Il rappelle aussi le rôle de l’Union européenne en matière de transports urbains, notamment le strict respect du principe de subsidiarité. Aussi, « l’Union européenne ne peut donc envisager la moindre initiative prescriptive concernant la politique de transport des autorités locales ». Toutefois, « l’Europe est fondée, par tous les moyens lui permettant d’apporter une valeur ajoutée aux décisions locales, à encourager les transports urbains à concourir aux objectifs généraux de sa politique de préservation de l’environnement et de lutte contre le changement climatique ».

Pour le Parlement, « encourager une mobilité urbaine plus durable revient tout à la fois :

- à agir sur les comportements des usagers des transports et de l’espace public pour les inciter à optimiser et à diversifier leurs modes de déplacements au regard des modes de vie et des contraintes spécifiques à l’espace urbain ;

- à adapter physiquement et qualitativement l’offre de déplacements et les modes de transports urbains, aux objectifs d’amélioration du cadre de vie, de respect des objectifs climatiques et environnementaux de l’Union, de diversification, d’accessibilité physique et tarifaire pour tous les types de publics, de sûreté et de confort des modes de déplacement urbains ».

Si ce texte n’a pas de valeur contraignante, ses principales recommandations figurent dans le projet de loi « Grenelle II ».

B. Le souhait de promouvoir une politique intégrée des transports urbains est repris dans le projet de loi « Grenelle II »
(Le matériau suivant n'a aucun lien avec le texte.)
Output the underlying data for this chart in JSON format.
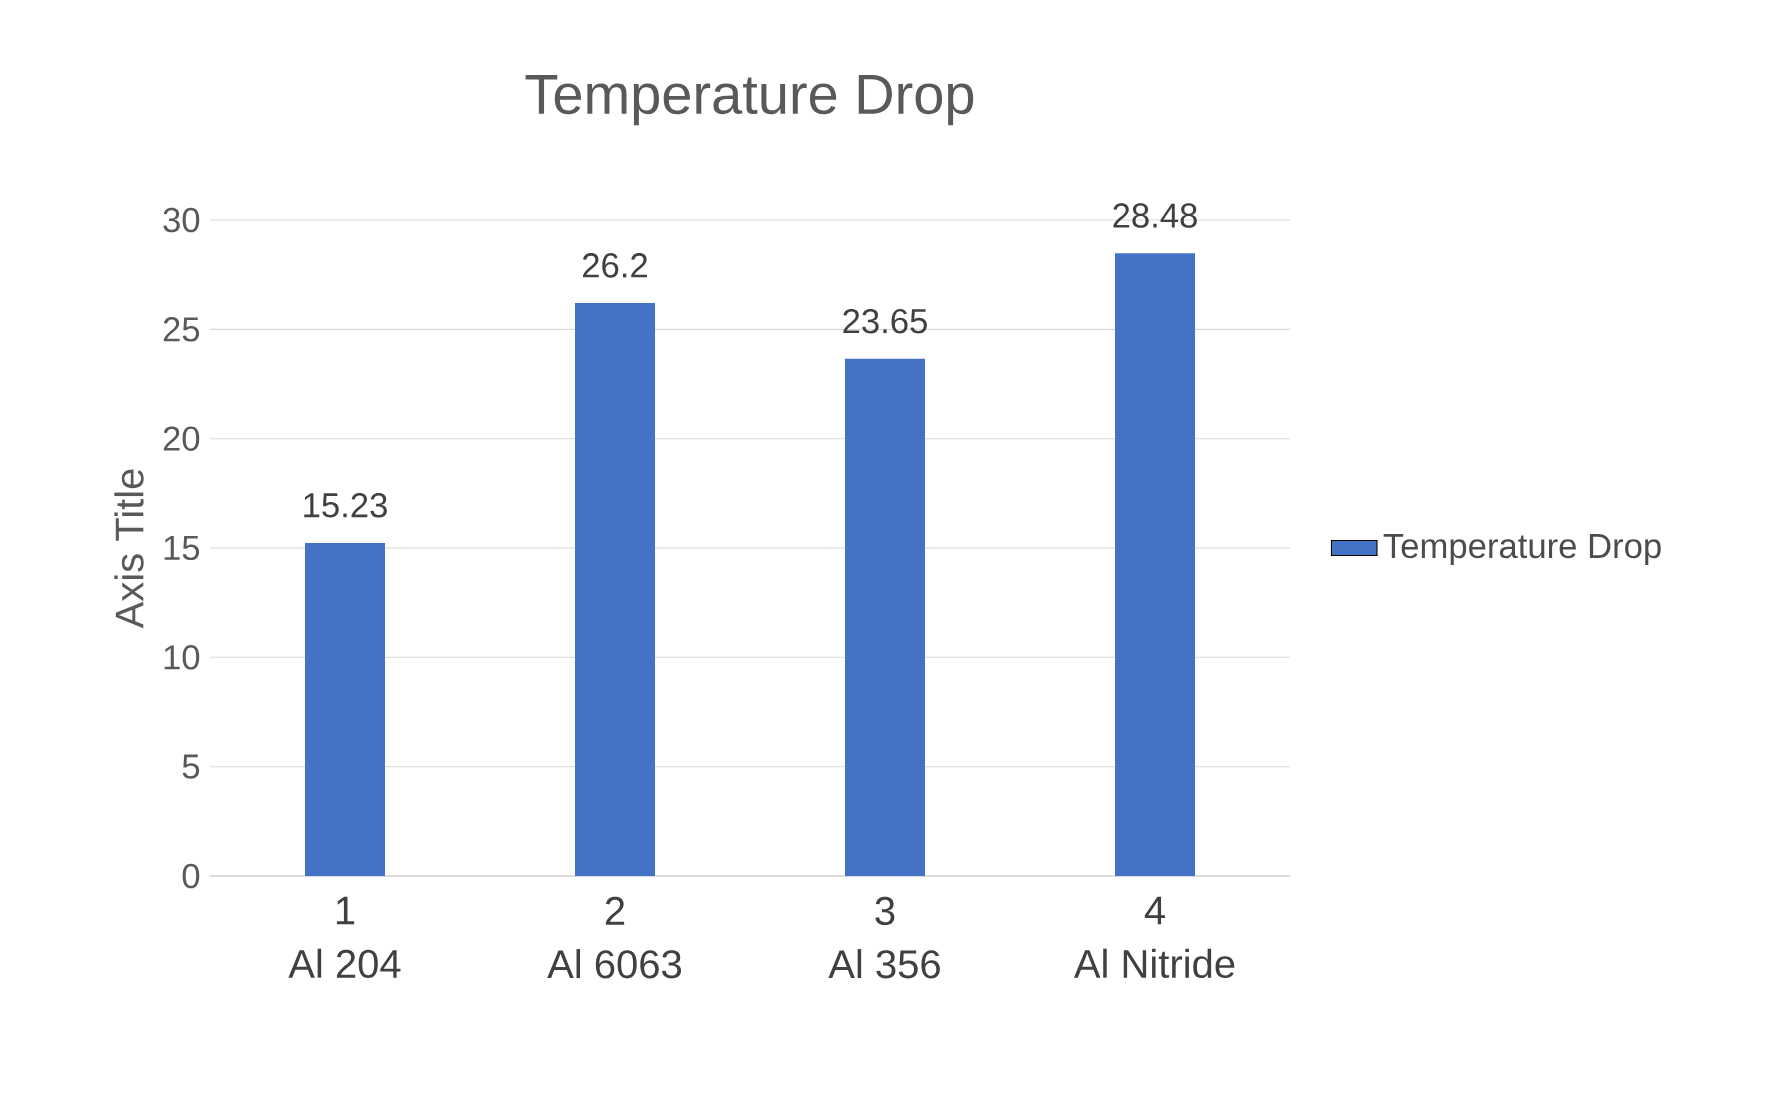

Ce n’est certes pas la première initiative de la Commission dans le domaine des transports urbains. Mais au regard des propositions antérieures de la Commission, le Livre vert marque toutefois un infléchissement notable de par la stratégie globale qu’il expose, dont le principe est largement approuvé.

1. Une stratégie globale

Cette stratégie repose sur trois piliers :

- la lutte contre la congestion des villes ;

- la protection de ces dernières contre les nuisances environnementales ;

- la promotion de leur développement économique.

a) Lutter contre la congestion des villes : « pour des villes fluides »

Tout en convenant de l’impossibilité de formuler une solution unique pour réduire la congestion, la Commission préconise, notamment, deux séries d’orientations possibles :

- le développement des modes alternatifs à la voiture individuelle, qu’il s’agisse des modes de transport dits doux, tels que la marche ou le vélo, ou des transports collectifs. Il serait nécessaire de prévoir des connexions efficaces entre les différents modes de transport pour faciliter les déplacements ;

- l’optimisation du recours à la voiture individuelle, à travers l’incitation au covoiturage, lequel tend effectivement à se développer, du fait de la hausse du prix de l’essence.

La Commission évoque également le rôle que peut jouer l’instauration des péages urbains qui, d’après elle, ont contribué de façon positive à assurer la fluidité du transport, jugement que ne partage nullement le rapporteur, au vu de l’échec qu’il a pu constater du système fonctionnant à Londres.

b) La protection de l’environnement des villes : « pour des villes moins polluées »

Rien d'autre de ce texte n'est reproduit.